In the first half, the Spurs continued their stellar play that has won them 14 straight games. Throughout the entire half I kept noticing that the Nuggets were not playing poorly, the Spurs were just playing that well. The Spurs moved the ball with their precision passes and the Nuggets simply could not keep pace. In the first half, the Spurs shot 57% from the field and three, while assisting on 19 of their 24 made field goals. The Spurs were up 63-43 at intermission, and I was pretty sure there was no way the Nuggets could comeback.

The Spurs were led by Danny Green and Tim Duncan in the first half. Danny "Big" Green was icy-HOT, as opposed to ICY-hot, hitting five of his seven 3-pointers enroute to 16 first half points. Unfortunately, Danny was seen limping in the second half, and was eventually taken to the locker-room and diagnosed with a mid-foot sprain. The tweets I am reading sound ominous. We will obviously follow this injury closely at PtR and keep you informed.
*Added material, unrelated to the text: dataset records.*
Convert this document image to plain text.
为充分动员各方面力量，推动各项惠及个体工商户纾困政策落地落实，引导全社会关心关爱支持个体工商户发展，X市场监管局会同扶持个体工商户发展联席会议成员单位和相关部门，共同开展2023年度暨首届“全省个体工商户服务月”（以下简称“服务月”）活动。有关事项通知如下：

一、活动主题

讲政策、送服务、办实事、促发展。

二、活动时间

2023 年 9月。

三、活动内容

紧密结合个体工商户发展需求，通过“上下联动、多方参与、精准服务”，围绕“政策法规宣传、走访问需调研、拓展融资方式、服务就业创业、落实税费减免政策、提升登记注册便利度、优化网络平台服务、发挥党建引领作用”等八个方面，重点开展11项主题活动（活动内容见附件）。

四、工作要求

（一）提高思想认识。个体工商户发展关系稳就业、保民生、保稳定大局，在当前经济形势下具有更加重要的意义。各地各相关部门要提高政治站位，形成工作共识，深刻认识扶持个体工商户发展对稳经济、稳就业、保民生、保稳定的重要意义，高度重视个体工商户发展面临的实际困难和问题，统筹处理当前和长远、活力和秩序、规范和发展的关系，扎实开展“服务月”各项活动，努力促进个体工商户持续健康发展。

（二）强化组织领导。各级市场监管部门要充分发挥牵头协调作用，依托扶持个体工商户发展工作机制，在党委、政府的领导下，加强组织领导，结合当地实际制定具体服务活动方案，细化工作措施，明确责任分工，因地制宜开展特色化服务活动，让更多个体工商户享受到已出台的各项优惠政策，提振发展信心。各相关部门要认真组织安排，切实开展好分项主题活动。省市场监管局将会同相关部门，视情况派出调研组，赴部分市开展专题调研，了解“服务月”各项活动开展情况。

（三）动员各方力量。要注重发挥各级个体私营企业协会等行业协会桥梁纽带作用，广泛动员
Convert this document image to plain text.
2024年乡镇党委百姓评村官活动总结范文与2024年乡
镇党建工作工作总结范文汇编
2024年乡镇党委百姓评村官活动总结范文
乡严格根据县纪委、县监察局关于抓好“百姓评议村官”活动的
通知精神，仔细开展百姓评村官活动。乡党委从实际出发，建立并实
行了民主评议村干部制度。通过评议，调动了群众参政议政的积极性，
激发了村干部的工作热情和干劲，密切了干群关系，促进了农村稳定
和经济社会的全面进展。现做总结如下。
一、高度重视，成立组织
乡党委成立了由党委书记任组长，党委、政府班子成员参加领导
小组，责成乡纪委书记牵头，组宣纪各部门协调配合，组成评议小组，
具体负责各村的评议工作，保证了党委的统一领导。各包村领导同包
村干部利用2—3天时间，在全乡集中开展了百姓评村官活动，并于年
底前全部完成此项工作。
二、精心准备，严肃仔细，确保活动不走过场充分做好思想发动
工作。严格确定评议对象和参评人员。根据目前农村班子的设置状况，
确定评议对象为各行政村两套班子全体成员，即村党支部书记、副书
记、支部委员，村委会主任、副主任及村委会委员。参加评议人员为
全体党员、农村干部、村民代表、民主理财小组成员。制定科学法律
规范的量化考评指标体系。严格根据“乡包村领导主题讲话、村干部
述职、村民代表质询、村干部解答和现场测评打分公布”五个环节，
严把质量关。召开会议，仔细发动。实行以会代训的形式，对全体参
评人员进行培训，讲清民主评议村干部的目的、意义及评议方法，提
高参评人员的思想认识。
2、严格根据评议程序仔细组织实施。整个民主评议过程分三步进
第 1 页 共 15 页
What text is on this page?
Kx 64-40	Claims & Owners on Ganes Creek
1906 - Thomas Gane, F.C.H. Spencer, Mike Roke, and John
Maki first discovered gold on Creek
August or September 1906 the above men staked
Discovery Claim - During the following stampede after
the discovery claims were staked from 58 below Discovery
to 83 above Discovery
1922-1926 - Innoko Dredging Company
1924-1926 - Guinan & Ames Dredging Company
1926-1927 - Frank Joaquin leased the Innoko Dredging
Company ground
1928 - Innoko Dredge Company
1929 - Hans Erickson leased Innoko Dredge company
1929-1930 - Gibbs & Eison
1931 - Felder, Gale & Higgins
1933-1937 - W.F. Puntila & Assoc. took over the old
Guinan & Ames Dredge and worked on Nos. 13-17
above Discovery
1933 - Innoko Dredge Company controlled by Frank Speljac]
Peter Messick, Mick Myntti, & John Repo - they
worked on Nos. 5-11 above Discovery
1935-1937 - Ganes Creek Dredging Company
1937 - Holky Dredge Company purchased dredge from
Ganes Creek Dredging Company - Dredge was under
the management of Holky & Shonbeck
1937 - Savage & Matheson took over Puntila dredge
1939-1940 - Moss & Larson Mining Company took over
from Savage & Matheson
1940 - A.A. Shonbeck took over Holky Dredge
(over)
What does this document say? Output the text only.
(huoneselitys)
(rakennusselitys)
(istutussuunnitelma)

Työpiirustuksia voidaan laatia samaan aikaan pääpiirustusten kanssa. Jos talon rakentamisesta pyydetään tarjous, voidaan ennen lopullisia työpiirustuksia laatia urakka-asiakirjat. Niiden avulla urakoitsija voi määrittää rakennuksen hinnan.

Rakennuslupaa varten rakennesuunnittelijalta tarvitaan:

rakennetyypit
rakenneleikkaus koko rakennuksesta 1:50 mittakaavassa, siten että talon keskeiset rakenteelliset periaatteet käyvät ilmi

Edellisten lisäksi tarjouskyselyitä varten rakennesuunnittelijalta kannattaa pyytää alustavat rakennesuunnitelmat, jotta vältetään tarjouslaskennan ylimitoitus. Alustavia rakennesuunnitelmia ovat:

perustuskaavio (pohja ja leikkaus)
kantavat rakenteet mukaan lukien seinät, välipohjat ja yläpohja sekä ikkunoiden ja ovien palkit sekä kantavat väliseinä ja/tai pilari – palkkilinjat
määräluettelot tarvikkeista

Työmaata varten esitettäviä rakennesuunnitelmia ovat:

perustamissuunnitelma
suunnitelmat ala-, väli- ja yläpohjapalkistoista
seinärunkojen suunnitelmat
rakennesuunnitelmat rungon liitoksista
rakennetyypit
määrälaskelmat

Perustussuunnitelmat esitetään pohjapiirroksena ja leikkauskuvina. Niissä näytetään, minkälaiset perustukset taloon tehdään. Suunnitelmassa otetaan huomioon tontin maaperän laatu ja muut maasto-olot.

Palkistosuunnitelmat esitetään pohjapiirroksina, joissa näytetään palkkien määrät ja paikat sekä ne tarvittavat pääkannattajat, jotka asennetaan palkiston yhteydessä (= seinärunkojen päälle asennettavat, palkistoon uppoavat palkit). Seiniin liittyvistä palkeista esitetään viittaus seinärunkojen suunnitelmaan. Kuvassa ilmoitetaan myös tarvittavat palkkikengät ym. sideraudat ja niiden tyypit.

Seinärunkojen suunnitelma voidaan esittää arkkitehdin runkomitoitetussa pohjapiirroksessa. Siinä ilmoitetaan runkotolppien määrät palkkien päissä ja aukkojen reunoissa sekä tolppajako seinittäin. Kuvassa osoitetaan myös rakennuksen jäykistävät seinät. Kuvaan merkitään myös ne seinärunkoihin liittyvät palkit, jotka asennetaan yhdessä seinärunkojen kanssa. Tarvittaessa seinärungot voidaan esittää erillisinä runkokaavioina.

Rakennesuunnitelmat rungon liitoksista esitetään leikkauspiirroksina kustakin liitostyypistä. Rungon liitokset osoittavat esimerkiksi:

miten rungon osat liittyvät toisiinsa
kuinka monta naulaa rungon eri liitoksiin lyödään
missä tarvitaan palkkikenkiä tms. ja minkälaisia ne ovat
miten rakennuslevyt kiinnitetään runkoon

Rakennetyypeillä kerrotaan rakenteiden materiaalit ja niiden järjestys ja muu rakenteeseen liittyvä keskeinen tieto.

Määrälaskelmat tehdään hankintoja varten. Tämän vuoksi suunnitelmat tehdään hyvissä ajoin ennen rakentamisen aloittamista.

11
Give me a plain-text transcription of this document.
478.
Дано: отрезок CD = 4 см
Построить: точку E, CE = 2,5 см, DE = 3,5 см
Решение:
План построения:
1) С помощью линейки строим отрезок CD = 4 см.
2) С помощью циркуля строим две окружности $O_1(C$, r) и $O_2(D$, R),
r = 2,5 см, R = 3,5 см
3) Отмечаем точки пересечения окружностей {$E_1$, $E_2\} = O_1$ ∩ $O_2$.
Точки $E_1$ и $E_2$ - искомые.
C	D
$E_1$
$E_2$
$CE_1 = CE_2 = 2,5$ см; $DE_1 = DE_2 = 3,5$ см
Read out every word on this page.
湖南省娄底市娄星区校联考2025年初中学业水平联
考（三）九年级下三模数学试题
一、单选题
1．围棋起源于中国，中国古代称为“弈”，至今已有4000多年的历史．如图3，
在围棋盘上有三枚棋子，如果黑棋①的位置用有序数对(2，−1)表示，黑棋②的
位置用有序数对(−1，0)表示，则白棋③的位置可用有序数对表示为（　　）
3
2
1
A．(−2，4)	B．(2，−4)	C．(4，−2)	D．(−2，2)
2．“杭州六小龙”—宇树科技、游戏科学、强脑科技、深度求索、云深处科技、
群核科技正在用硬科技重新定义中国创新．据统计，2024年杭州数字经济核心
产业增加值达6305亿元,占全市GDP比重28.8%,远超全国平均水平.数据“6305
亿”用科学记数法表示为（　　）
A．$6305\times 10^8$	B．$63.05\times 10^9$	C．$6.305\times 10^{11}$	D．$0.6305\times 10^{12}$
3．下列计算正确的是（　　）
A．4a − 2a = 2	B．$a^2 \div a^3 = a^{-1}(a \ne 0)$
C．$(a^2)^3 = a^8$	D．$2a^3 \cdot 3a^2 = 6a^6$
So the Spurs were up 20 at half and looked unstoppable. From the Nuggets' perspective, being down 20 points at halftime while not playing terribly had to be incredibly demoralizing. Most teams would have quit at that point, especially with the current tank-a-palooza fest taking place. All the cool kids are doing it, after all. Well apparently, this thought never crossed the mind of anyone in their locker-room, because they came out in the third quarter and continued to fight.

To be fair, the Spurs greatly aided them in the comeback by assuming, as I did, that the game was over and they basically stopped playing with intent. Whereas every pass had a desired result in the first half, even if it was four chess moves away, in the second half the Spurs quit using their brains. After turning the ball over seven times in the entire first half, the Spurs turned it over seven times in the third quarter, eight times in the fourth. It was very sloppy and difficult to watch. It's amazing how a team can go from flawless to pitiful over the halftime break.

While the Nuggets only made up three points in the third quarter, you could feel the momentum shifting as the AT&T crowd went from a roar to nervous whispers. In the fourth, the Nuggets continued what they started in the third and went on a lengthy run. Over the first 6:30 of action, Denver went on a 18-6 run to cut the Spurs' once 24 point lead down to five. At that point the Spurs woke up and started trading baskets with the Nuggets.

Popovich gave up on his dream to rest his guys in the fourth and put his closers in the game: Tony Parker, Manu Ginobili, Kawhi Leonard, Boris Diaw and the venerable Tim Duncan. The Nuggets continued to claw but the closers did not fold and pulled out a win. Can I let you in on a little secret? I think this was a fantastic game for the Spurs, (aside from Danny's injury, obviously).

In this case, the Spurs won yet felt the sting of a loss. The Spurs took the Nuggets for granted in the second half and Denver embarrassed them. Things have come too easily to the Spurs for a long time now. They are blowing everyone out. Even the kind of close games weren't really close. They didn't make Pop sweat. This one did, and Pop put the closing lineup back in the game.